To: "Ian Pratt" <m+Ian.Pratt@xxxxxxxxxxxx>
Subject: Re: [Xen-users] Xen 3.0.0 32bit-pae (testing changeset 8270) crashes(pgtable.c:284, kernel bug?)
From: Ralph Passgang <ralph@xxxxxxxxxxxxx>
Date: Thu, 2 Feb 2006 13:56:19 +0100
Cc: Keir Fraser <Keir.Fraser@xxxxxxxxxxxx>, ian.pratt@xxxxxxxxxxxx, xen-users@xxxxxxxxxxxxxxxxxxx
Delivery-date: Thu, 02 Feb 2006 13:06:38 +0000
Envelope-to: www-data@xxxxxxxxxxxxxxxxxxx
In-reply-to: <A95E2296287EAD4EB592B5DEEFCE0E9D40A4C4@xxxxxxxxxxxxxxxxxxxxxxxxxxx>
List-help: <mailto:xen-users-request@lists.xensource.com?subject=help>
List-id: Xen user discussion <xen-users.lists.xensource.com>
List-post: <mailto:xen-users@lists.xensource.com>
List-subscribe: <http://lists.xensource.com/cgi-bin/mailman/listinfo/xen-users>, <mailto:xen-users-request@lists.xensource.com?subject=subscribe>
List-unsubscribe: <http://lists.xensource.com/cgi-bin/mailman/listinfo/xen-users>, <mailto:xen-users-request@lists.xensource.com?subject=unsubscribe>
References: <A95E2296287EAD4EB592B5DEEFCE0E9D40A4C4@xxxxxxxxxxxxxxxxxxxxxxxxxxx>
Sender: xen-users-bounces@xxxxxxxxxxxxxxxxxxx
User-agent: KMail/1.9.1
Am Donnerstag, 2. Februar 2006 12:52 schrieb Ian Pratt:
> > 3.0.1 seems to fix the bug I saw on my two machines, but now
> > there is another
> > (but somehow related) problem for me in 3.0.1-pae.
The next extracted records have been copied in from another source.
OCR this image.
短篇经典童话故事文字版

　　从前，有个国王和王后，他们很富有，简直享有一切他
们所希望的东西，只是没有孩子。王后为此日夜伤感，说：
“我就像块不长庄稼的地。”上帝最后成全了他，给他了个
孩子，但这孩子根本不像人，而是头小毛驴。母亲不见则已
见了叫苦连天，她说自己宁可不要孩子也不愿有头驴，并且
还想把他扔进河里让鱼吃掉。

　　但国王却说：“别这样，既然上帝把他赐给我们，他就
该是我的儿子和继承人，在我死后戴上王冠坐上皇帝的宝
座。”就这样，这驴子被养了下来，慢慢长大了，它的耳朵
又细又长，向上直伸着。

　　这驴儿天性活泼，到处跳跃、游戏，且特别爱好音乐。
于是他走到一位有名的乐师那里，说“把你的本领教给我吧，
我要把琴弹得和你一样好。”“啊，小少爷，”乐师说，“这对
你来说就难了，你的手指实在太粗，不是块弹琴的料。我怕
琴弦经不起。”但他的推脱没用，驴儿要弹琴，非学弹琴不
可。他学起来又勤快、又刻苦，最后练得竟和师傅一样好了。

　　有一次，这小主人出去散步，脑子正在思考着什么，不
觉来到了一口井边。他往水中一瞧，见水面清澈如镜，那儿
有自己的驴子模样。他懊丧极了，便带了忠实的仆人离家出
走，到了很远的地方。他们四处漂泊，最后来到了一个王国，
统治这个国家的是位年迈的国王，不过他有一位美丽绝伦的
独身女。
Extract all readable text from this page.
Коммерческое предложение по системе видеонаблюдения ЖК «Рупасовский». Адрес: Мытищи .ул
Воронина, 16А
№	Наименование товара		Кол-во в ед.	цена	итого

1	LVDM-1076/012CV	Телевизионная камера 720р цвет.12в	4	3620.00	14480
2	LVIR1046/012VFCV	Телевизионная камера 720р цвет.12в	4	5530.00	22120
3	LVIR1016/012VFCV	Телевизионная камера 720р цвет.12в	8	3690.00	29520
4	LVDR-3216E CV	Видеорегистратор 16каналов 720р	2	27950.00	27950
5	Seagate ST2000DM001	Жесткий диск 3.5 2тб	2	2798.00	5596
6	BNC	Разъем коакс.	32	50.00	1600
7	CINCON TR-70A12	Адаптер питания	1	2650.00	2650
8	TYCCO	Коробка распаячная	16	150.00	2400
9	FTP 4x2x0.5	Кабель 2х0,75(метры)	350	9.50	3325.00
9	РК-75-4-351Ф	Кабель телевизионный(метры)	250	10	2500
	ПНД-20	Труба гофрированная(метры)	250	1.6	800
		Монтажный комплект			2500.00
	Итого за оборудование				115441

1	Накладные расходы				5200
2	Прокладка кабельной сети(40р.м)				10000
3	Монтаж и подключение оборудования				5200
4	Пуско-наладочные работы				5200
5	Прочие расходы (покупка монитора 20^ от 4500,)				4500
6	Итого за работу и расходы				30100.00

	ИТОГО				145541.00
I don't
> > know if it's still
> > related to the 3ware controller, but at least it only appears
> > for domains
> > that have memory above the 32bit adress-space again, so the
> > first started
> > domUs run fine. The big difference is that I don't have any
> > complete freezes
> > of the xen machine anymore, just domUs are crashing this time.
>
> Interesting. It looks like xen is running out of memory below 4GB, and
> can't service the domain's request for a new L3 PGD, causing the domain
> to bug out.
>
> Are you using dom0_mem= on the xen command line to constrain dom0's
> memory usage or are relying on dom0 releasing memory automatically as
> you start other domains? If the latter, I expect dom0 is hogging all the
> pages below 4GB. [Grrr, PAE is such a crock...]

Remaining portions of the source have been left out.